Comment mesurer la conformité de son infrastructure au projet de framework cloud souverain de l'UE ? Le spécialiste en solutions open source Suse apporte une réponse en proposant un outil en ligne pour évaluer son alignement aux exigences européennes. Rappelons que le projet défendu par la Commission est sujet à controverse : lors de sa présentation en novembre dernier, l'association Cispe réunissant les fournisseurs cloud européens l'avait considéré comme opaque et pouvant même favoriser des hyperscalers étrangers. 

« Le Cloud Sovereignty Framework de Suse simplifie la démarche attribuant un score SEAL (Sovereignty Effective Assurance Levels) mesurant le niveau de souveraineté d’une organisation par rapport aux huit objectifs définis par le cadre européen », explique l'éditeur. Ce score SEAL se base sur les critères suivants : stratégique, juridique, data et IA, opérationnel, supply chain, technologie, sécurité et environnement. Pour chacun de ces critères, des questions variées sont posées (par exemple : est-ce que votre fournisseur est sujet à des lois extraterritoriales d'accès aux données ?) avec pour chacune d'elles 5 réponses possibles (allant de non souverain à totalement souverain).
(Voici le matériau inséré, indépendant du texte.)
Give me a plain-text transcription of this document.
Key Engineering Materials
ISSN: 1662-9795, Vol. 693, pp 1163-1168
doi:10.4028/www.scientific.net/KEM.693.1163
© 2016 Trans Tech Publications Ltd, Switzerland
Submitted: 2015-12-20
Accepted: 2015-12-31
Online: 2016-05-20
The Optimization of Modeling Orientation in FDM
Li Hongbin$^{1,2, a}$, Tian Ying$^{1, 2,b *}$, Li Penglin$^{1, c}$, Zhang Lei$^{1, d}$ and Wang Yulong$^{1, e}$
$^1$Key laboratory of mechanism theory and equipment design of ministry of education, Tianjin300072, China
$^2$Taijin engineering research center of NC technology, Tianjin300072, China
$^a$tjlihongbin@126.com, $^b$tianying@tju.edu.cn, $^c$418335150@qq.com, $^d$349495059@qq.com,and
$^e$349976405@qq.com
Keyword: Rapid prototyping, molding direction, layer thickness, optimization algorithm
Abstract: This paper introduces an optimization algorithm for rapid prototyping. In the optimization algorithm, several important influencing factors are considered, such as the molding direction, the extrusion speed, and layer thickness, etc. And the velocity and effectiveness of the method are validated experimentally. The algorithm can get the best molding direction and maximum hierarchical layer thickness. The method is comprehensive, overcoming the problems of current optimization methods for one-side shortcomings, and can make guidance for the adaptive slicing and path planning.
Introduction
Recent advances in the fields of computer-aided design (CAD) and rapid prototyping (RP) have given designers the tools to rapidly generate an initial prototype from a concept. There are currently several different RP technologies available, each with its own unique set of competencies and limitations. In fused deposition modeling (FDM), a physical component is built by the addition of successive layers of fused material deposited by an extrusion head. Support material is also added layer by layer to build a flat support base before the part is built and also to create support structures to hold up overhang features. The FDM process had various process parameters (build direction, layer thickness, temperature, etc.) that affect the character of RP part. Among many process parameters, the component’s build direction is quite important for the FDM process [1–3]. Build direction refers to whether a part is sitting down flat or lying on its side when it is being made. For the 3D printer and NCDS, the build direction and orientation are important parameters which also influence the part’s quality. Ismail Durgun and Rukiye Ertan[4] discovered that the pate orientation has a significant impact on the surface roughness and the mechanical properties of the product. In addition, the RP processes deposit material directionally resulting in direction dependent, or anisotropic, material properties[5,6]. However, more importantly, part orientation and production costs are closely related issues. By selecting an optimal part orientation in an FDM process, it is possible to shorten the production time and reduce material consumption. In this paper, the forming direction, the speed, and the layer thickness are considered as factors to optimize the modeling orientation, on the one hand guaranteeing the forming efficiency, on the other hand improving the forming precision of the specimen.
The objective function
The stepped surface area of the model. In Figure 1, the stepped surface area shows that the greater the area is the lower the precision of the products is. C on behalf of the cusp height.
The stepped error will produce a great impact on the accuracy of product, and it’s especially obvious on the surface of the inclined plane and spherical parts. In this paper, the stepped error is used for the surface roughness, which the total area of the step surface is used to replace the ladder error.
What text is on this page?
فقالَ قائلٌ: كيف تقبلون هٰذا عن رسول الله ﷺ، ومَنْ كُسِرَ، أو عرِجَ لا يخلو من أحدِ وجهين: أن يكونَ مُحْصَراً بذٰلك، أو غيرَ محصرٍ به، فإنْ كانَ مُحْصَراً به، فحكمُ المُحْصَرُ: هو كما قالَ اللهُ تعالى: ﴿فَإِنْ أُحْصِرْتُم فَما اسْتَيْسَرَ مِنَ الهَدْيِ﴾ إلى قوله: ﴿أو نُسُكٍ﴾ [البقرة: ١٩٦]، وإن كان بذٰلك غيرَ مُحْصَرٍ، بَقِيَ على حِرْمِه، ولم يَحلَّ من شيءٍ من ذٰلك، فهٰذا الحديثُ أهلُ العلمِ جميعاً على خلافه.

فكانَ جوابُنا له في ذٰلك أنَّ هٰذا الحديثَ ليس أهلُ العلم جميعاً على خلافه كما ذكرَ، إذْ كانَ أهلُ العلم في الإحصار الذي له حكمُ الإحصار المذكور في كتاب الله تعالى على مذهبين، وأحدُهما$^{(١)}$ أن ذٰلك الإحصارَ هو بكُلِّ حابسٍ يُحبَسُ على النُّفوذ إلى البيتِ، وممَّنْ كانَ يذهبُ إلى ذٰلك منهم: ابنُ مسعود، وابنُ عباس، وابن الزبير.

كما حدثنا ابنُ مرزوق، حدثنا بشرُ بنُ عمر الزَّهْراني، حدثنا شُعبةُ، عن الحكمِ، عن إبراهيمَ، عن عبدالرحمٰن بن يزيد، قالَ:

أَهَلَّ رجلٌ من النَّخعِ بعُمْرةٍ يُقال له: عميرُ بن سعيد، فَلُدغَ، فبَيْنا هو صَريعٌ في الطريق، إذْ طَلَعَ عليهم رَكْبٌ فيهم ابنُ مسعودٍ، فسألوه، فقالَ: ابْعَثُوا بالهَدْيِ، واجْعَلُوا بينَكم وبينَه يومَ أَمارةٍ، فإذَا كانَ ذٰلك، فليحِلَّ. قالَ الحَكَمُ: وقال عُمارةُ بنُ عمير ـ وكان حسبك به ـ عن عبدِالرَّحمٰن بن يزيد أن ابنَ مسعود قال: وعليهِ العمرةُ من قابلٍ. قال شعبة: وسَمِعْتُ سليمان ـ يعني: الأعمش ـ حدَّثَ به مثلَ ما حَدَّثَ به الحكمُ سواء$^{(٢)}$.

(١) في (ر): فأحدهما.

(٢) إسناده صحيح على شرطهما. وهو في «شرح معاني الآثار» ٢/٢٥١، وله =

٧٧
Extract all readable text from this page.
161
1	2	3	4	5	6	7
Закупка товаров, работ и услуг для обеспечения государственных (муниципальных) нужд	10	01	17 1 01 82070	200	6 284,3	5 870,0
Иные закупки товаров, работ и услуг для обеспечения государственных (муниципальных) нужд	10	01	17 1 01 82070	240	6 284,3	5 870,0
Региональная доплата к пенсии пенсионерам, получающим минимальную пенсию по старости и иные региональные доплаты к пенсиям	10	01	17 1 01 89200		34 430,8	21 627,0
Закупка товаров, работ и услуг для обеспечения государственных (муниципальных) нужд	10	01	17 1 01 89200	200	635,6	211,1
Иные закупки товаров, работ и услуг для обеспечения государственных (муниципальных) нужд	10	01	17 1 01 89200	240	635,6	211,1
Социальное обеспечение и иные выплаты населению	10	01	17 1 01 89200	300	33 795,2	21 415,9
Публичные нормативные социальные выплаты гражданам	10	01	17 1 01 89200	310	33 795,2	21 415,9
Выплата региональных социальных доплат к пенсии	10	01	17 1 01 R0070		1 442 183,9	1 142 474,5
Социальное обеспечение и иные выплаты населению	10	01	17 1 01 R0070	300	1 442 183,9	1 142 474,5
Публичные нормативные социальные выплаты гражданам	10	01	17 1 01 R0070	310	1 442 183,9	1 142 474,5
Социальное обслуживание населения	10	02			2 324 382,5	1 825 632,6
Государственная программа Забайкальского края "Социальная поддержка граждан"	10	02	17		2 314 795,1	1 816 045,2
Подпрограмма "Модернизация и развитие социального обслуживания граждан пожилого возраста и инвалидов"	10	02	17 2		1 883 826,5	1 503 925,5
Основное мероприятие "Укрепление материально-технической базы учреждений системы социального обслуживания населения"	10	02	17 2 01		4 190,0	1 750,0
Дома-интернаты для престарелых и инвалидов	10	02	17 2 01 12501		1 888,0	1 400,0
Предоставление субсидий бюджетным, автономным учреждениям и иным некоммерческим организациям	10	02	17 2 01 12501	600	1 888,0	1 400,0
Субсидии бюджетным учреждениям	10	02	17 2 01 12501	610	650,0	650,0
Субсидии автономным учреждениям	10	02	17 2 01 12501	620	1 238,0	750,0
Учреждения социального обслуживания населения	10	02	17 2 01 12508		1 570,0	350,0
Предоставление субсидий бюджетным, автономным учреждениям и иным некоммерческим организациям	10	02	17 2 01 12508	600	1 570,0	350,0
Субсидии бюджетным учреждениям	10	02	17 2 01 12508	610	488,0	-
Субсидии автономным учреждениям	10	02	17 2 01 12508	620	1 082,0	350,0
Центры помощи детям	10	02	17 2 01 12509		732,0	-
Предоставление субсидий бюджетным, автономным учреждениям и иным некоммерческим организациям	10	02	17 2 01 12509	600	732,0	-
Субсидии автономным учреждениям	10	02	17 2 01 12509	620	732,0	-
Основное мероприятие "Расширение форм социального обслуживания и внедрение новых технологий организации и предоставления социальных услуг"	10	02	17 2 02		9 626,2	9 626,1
Des résultats donnés à titre indicatif

Cet outil peut être utile mais quelques précautions sont à considérer. « Cet instrument n'est pas une méthode d'évaluation officielle approuvée par l'UE et les conclusions ou recommandations qui vous sont fournies dans l'outil ne constituent pas des conseils juridiques », prévient Suse. En outre, l'éditeur indique qu'il « n'assume aucune obligation légale ni aucune responsabilité concernant les résultats de l'outil ou leur utilisation à des fins de conformité réglementaire ». Pour télécharger le rapport faisant suite au remplissage de ce test, l'éditeur demande par ailleurs des coordonnées (mail, téléphone...) et nécessite d'accepter ses conditions d'usage en vigueur.

L'initiative n'est pas sans rappeler celle lancée en début de semaine par le gouvernement français sur l'indice de résilience numérique. Il comprend 20 critères : cybersécurité, connectivité, compétences, plateformes, data, l’infrastructure,… À ces critères sont associées des catégories de dépendances, opérationnelles, réglementaires, technologiques, stratégiques… En fonction des réponses aux actions entreprises sur les différents critères et catégories, une note entre 0 et 5 est attribuée.